Send us two tubes, each with a frozen pellet of ~500,000 hybridoma cells. We'll prepare mRNA and make cDNA corresponding to the heavy and light chain by RACE. We clone and sequence independent clones to get you the sequence of the variable region, native secretion signal and the antibody isotype subclass.
Whatever your discovery platform, we can take the sequence of the variable regions and turn them into real molecules. Variable regions can be combined with the original constant regions, or with new constant regions to generate humanized or isotype-switched antibodies. We apply our GeneGPS® and VectorGPS® design platforms to optimize expression and balance chain ratios, thereby maximizing yield of your functional antibody.
ATUM has a range of analytical services to characterize the identity, affinity, purity, quantity and quality of your antibody. We can design the full analytical package appropriate for your molecule and subsequent applications including IND filing and GLP toxicology studies.
ATUM has extensive in-house capabilities including bio-layer interferometry for titer and affinity measurements using a pair of ForteBio Octets, aggregation detection by size exclusion chromatography, melting temperature and antibody stability measured using qPCR machines, glycan analysis by HPLC, and molecular mass determination using mass spectroscopy.
ATUM's HuAbGPS design tool begins by grafting heavy and light chain CDRs onto human germline frameworks (step 1 below). We then identify amino acid differences between the original (murine) framework and the new human framework. To find the murine framework amino acids essential for proper presentation of the CDRs within the human framework context, we create a DoE matrix where murine framework amino acids are systematically tested in different combinations. The result is a functional antibody containing the minimal number of murine framework amino acids whose heavy and light chain sequences are closer to human than to any other species.
ATUM's AntibodyGPS® design platform enables the simultaneous optimization of different critical antibody attributes including affinity, aggregation, stability and expression.
First, potential amino acid changes within the CDRs are ranked based on evolutionary conservation and physico-chemical properties. Up to 96 variant antibodies are then designed to incorporate the most highly ranked substitutions so that each substitution is represented in multiple variants.

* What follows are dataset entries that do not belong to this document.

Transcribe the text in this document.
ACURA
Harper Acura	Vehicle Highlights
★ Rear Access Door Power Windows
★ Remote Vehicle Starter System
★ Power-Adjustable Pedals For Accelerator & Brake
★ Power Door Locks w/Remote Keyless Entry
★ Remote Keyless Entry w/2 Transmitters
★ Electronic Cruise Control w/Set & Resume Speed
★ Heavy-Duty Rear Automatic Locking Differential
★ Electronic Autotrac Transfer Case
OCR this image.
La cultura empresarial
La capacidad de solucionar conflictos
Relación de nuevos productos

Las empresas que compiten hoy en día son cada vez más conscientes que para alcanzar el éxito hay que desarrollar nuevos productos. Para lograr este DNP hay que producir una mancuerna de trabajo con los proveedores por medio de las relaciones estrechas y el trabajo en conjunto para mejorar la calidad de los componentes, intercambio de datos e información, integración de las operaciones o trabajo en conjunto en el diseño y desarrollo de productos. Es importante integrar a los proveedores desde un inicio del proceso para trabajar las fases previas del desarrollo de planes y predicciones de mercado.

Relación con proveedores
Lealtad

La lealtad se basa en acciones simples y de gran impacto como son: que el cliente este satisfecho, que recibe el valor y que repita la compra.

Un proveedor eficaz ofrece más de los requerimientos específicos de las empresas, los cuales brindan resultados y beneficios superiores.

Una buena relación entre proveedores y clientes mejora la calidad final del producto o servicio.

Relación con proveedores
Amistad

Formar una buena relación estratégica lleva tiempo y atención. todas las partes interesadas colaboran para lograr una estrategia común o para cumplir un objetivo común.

The antibody variants are then expressed, and their properties are measured. Machine learning is used to analyze the data and determine the effect of each amino acid substitution on each of the measured properties as well as quantifying the epistatic effect on each residue. The graph below shows the effect of 72 different changes in the affinity, thermostability and expression level (titer). Very few changes have a positive effect on all three desirable antibody attributes, which is a severe limitation in traditional library screening approaches. Because ATUM's GPS technology allows us to identify changes that separately improve affinity, titer and thermostability, we are able to combine amino acid substitutions to produce an antibody that is improved for all three, as shown in the graph below.